A magician makes potions by combining maple syrup from a magical maple tree with ordinary water. The magician starts with a large supply of two potions: a red potion, which is $50\%$ magical syrup by volume (and the rest is just water), and blue potion, which is $20\%$ magical syrup by volume. (Perhaps you're wondering how the same syrup can produce both red and blue potions. That's why it's magic syrup!)
(a) Find the amount of red potion (in mL) that must be added to $600$ mL of blue potion in order to produce potion that is $30\%$ magical syrup by volume.
(b) Find the amounts of red potion and blue potion (in mL) that can be combined in order to produce $150$ mL of a potion that is $42\%$ magical syrup by volume.
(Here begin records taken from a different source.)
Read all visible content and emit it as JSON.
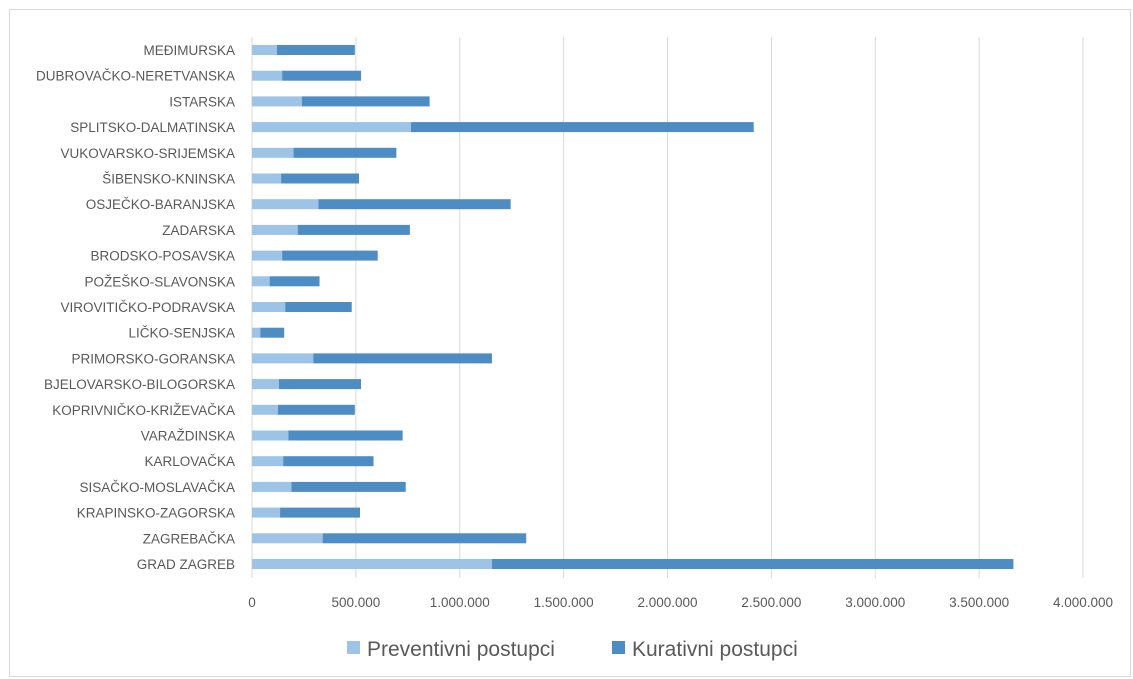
{
  "chart_data": {
    "type": "bar",
    "orientation": "horizontal",
    "stacked": true,
    "categories": [
      "MEĐIMURSKA",
      "DUBROVAČKO-NERETVANSKA",
      "ISTARSKA",
      "SPLITSKO-DALMATINSKA",
      "VUKOVARSKO-SRIJEMSKA",
      "ŠIBENSKO-KNINSKA",
      "OSJEČKO-BARANJSKA",
      "ZADARSKA",
      "BRODSKO-POSAVSKA",
      "POŽEŠKO-SLAVONSKA",
      "VIROVITIČKO-PODRAVSKA",
      "LIČKO-SENJSKA",
      "PRIMORSKO-GORANSKA",
      "BJELOVARSKO-BILOGORSKA",
      "KOPRIVNIČKO-KRIŽEVAČKA",
      "VARAŽDINSKA",
      "KARLOVAČKA",
      "SISAČKO-MOSLAVAČKA",
      "KRAPINSKO-ZAGORSKA",
      "ZAGREBAČKA",
      "GRAD ZAGREB"
    ],
    "series": [
      {
        "name": "Preventivni postupci",
        "color": "#9dc3e6",
        "values": [
          120000,
          145000,
          240000,
          765000,
          200000,
          140000,
          320000,
          220000,
          145000,
          85000,
          160000,
          40000,
          295000,
          130000,
          125000,
          175000,
          150000,
          190000,
          135000,
          340000,
          1155000
        ]
      },
      {
        "name": "Kurativni postupci",
        "color": "#4e8dc3",
        "values": [
          375000,
          380000,
          615000,
          1650000,
          495000,
          375000,
          925000,
          540000,
          460000,
          240000,
          320000,
          115000,
          860000,
          395000,
          370000,
          550000,
          435000,
          550000,
          385000,
          980000,
          2510000
        ]
      }
    ],
    "x_ticks": [
      "0",
      "500.000",
      "1.000.000",
      "1.500.000",
      "2.000.000",
      "2.500.000",
      "3.000.000",
      "3.500.000",
      "4.000.000"
    ],
    "xlim": [
      0,
      4000000
    ],
    "x_tick_step": 500000,
    "title": "",
    "xlabel": "",
    "ylabel": "",
    "grid": "vertical",
    "legend_position": "bottom"
  }
}
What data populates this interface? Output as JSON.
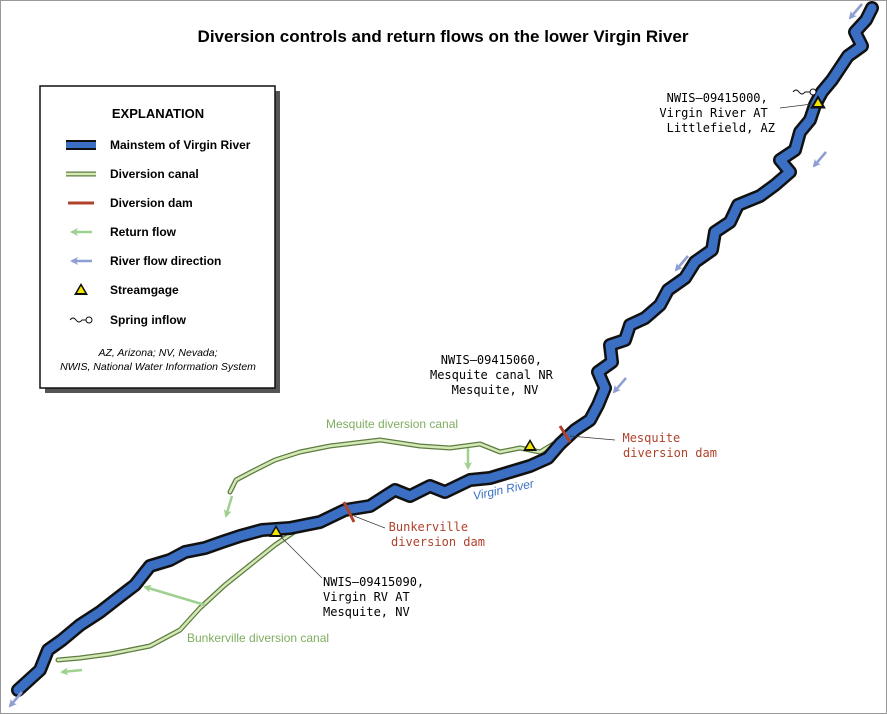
{
  "header": {
    "title": "Diversion controls and return flows on the lower Virgin River"
  },
  "legend": {
    "heading": "EXPLANATION",
    "items": [
      "Mainstem of Virgin River",
      "Diversion canal",
      "Diversion dam",
      "Return flow",
      "River flow direction",
      "Streamgage",
      "Spring inflow"
    ],
    "note": [
      "AZ, Arizona; NV, Nevada;",
      "NWIS, National Water Information System"
    ]
  },
  "gages": [
    {
      "lines": [
        "NWIS–09415000,",
        "Virgin River AT",
        "Littlefield, AZ"
      ]
    },
    {
      "lines": [
        "NWIS–09415060,",
        "Mesquite canal NR",
        "Mesquite, NV"
      ]
    },
    {
      "lines": [
        "NWIS–09415090,",
        "Virgin RV AT",
        "Mesquite, NV"
      ]
    }
  ],
  "features": {
    "mesquite_canal": "Mesquite diversion canal",
    "bunkerville_canal": "Bunkerville diversion canal",
    "river": "Virgin River",
    "mesquite_dam": [
      "Mesquite",
      "diversion dam"
    ],
    "bunkerville_dam": [
      "Bunkerville",
      "diversion dam"
    ]
  }
}
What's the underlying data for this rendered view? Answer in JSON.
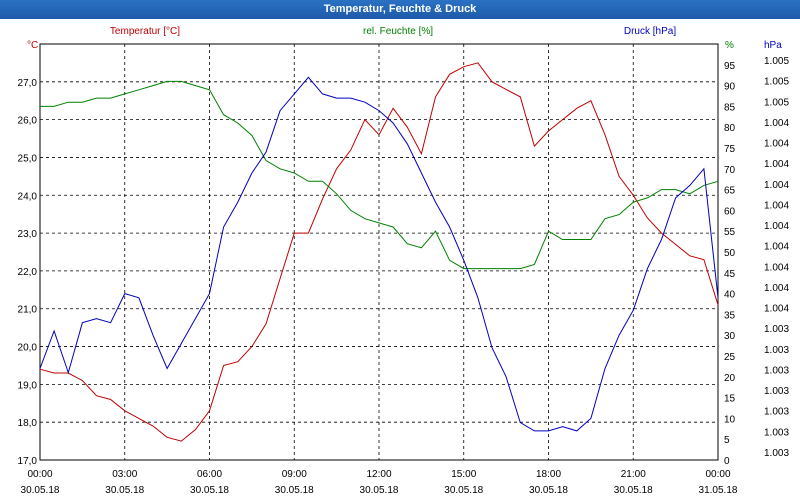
{
  "title": "Temperatur, Feuchte & Druck",
  "chart_data": {
    "type": "line",
    "title": "Temperatur, Feuchte & Druck",
    "x_ticks": [
      {
        "time": "00:00",
        "date": "30.05.18"
      },
      {
        "time": "03:00",
        "date": "30.05.18"
      },
      {
        "time": "06:00",
        "date": "30.05.18"
      },
      {
        "time": "09:00",
        "date": "30.05.18"
      },
      {
        "time": "12:00",
        "date": "30.05.18"
      },
      {
        "time": "15:00",
        "date": "30.05.18"
      },
      {
        "time": "18:00",
        "date": "30.05.18"
      },
      {
        "time": "21:00",
        "date": "30.05.18"
      },
      {
        "time": "00:00",
        "date": "31.05.18"
      }
    ],
    "x_unit": "hours",
    "xlim": [
      0,
      24
    ],
    "axes": {
      "temperature": {
        "label": "Temperatur [°C]",
        "unit": "°C",
        "color": "#c00000",
        "ylim": [
          17.0,
          28.0
        ],
        "ticks": [
          "17,0",
          "18,0",
          "19,0",
          "20,0",
          "21,0",
          "22,0",
          "23,0",
          "24,0",
          "25,0",
          "26,0",
          "27,0"
        ]
      },
      "humidity": {
        "label": "rel. Feuchte [%]",
        "unit": "%",
        "color": "#008000",
        "ylim": [
          0,
          100
        ],
        "ticks": [
          "0",
          "5",
          "10",
          "15",
          "20",
          "25",
          "30",
          "35",
          "40",
          "45",
          "50",
          "55",
          "60",
          "65",
          "70",
          "75",
          "80",
          "85",
          "90",
          "95"
        ]
      },
      "pressure": {
        "label": "Druck [hPa]",
        "unit": "hPa",
        "color": "#0000c0",
        "ticks": [
          "1.003",
          "1.003",
          "1.003",
          "1.003",
          "1.003",
          "1.003",
          "1.003",
          "1.004",
          "1.004",
          "1.004",
          "1.004",
          "1.004",
          "1.004",
          "1.004",
          "1.004",
          "1.004",
          "1.004",
          "1.005",
          "1.005",
          "1.005"
        ]
      }
    },
    "series": [
      {
        "name": "Temperatur [°C]",
        "axis": "temperature",
        "color": "#c00000",
        "x": [
          0,
          0.5,
          1,
          1.5,
          2,
          2.5,
          3,
          3.5,
          4,
          4.5,
          5,
          5.5,
          6,
          6.5,
          7,
          7.5,
          8,
          8.5,
          9,
          9.5,
          10,
          10.5,
          11,
          11.5,
          12,
          12.5,
          13,
          13.5,
          14,
          14.5,
          15,
          15.5,
          16,
          16.5,
          17,
          17.5,
          18,
          18.5,
          19,
          19.5,
          20,
          20.5,
          21,
          21.5,
          22,
          22.5,
          23,
          23.5,
          24
        ],
        "values": [
          19.4,
          19.3,
          19.3,
          19.1,
          18.7,
          18.6,
          18.3,
          18.1,
          17.9,
          17.6,
          17.5,
          17.8,
          18.3,
          19.5,
          19.6,
          20.0,
          20.6,
          21.8,
          23.0,
          23.0,
          23.9,
          24.7,
          25.2,
          26.0,
          25.6,
          26.3,
          25.8,
          25.1,
          26.6,
          27.2,
          27.4,
          27.5,
          27.0,
          26.8,
          26.6,
          25.3,
          25.7,
          26.0,
          26.3,
          26.5,
          25.6,
          24.5,
          24.0,
          23.4,
          23.0,
          22.7,
          22.4,
          22.3,
          21.1
        ]
      },
      {
        "name": "rel. Feuchte [%]",
        "axis": "humidity",
        "color": "#008000",
        "x": [
          0,
          0.5,
          1,
          1.5,
          2,
          2.5,
          3,
          3.5,
          4,
          4.5,
          5,
          5.5,
          6,
          6.5,
          7,
          7.5,
          8,
          8.5,
          9,
          9.5,
          10,
          10.5,
          11,
          11.5,
          12,
          12.5,
          13,
          13.5,
          14,
          14.5,
          15,
          15.5,
          16,
          16.5,
          17,
          17.5,
          18,
          18.5,
          19,
          19.5,
          20,
          20.5,
          21,
          21.5,
          22,
          22.5,
          23,
          23.5,
          24
        ],
        "values": [
          85,
          85,
          86,
          86,
          87,
          87,
          88,
          89,
          90,
          91,
          91,
          90,
          89,
          83,
          81,
          78,
          72,
          70,
          69,
          67,
          67,
          64,
          60,
          58,
          57,
          56,
          52,
          51,
          55,
          48,
          46,
          46,
          46,
          46,
          46,
          47,
          55,
          53,
          53,
          53,
          58,
          59,
          62,
          63,
          65,
          65,
          64,
          66,
          67
        ]
      },
      {
        "name": "Druck [hPa]",
        "axis": "pressure",
        "color": "#0000c0",
        "x": [
          0,
          0.5,
          1,
          1.5,
          2,
          2.5,
          3,
          3.5,
          4,
          4.5,
          5,
          5.5,
          6,
          6.5,
          7,
          7.5,
          8,
          8.5,
          9,
          9.5,
          10,
          10.5,
          11,
          11.5,
          12,
          12.5,
          13,
          13.5,
          14,
          14.5,
          15,
          15.5,
          16,
          16.5,
          17,
          17.5,
          18,
          18.5,
          19,
          19.5,
          20,
          20.5,
          21,
          21.5,
          22,
          22.5,
          23,
          23.5,
          24
        ],
        "values_as_percent_of_axis": [
          22,
          31,
          21,
          33,
          34,
          33,
          40,
          39,
          30,
          22,
          28,
          34,
          40,
          56,
          62,
          69,
          74,
          84,
          88,
          92,
          88,
          87,
          87,
          86,
          84,
          81,
          76,
          69,
          62,
          56,
          48,
          39,
          27,
          20,
          9,
          7,
          7,
          8,
          7,
          10,
          22,
          30,
          36,
          46,
          53,
          63,
          66,
          70,
          39
        ]
      }
    ],
    "grid": true,
    "legend_placement": "top"
  }
}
(c) Does there exist a combination of red potion and blue potion that can produce a potion that is $75\%$ magical syrup by volume?
(a) Let $x$ be the number of milliliters of red potion that must be added to $600$ mL of blue potion. Since the red potion is $50\%$ magical syrup by volume, then it contains $\frac{50}{100}\cdot x = \frac{x}{2}$ mL of magical syrup. Similarly, the blue potion contains $\frac{20}{100}\cdot 600 = 120$ mL of magical syrup. Thus, the total amount of magical syrup in the mixture is $\frac{x}{2} + 120$ mL. The total volume of the mixture is $x + 600$ mL.
For the mixture to be $30\%$ magical syrup, we need to solve the equation $\frac{\frac{x}{2} + 120}{x + 600} = \frac{30}{100}$.
Cross multiplying gives $150(x + 600) = 30(\frac{x}{2} + 120)$. Expanding both sides gives $150x + 90000 = 15x + 3600$. Collecting like terms gives $135x = 86400$, so $x = \frac{86400}{135} = 640$.
Thus $\boxed{640}$ mL of the red potion must be added to $600$ mL of blue potion to produce a potion that is $30\%$ magical syrup by volume.
(b) Let $r$ and $b$ be the amounts of red potion and blue potion, respectively, that are combined. We are given that $r + b = 150$ mL and $\frac{r}{r+b} = \frac{42}{100}$.
Multiplying the second equation by $r+b$ gives $r = \frac{42}{100}\cdot (r+b) = \frac{42}{100}\cdot 150 = 63$.
Substituting $r = 63$ into the first equation gives $63 + b = 150$, so $b = 87$.
Thus, $\boxed{63}$ mL of red potion and $\boxed{87}$ mL of blue potion can be combined to produce $150$ mL of a potion that is $42\%$ magical syrup by volume.
(c) Assume that $r$ and $b$ are the amounts of red potion and blue potion, respectively, that are combined. We want the mixture to be $75\%$ magical syrup by volume.
Thus, $\frac{r}{r+b} = \frac{75}{100}$. Cross multiplying gives $100r = 75(r+b)$, so $25r = 75b$.
Dividing both sides by $25$ gives $r = 3b$.
Since $r$ and $b$ must be positive, the only possible solution is $r = 3$ and $b=1$. However, these values do not correspond to the given amounts of red potion and blue potion.
Therefore, there does not exist a combination of red potion and blue potion that can produce a potion that is $75\%$ magical syrup by volume.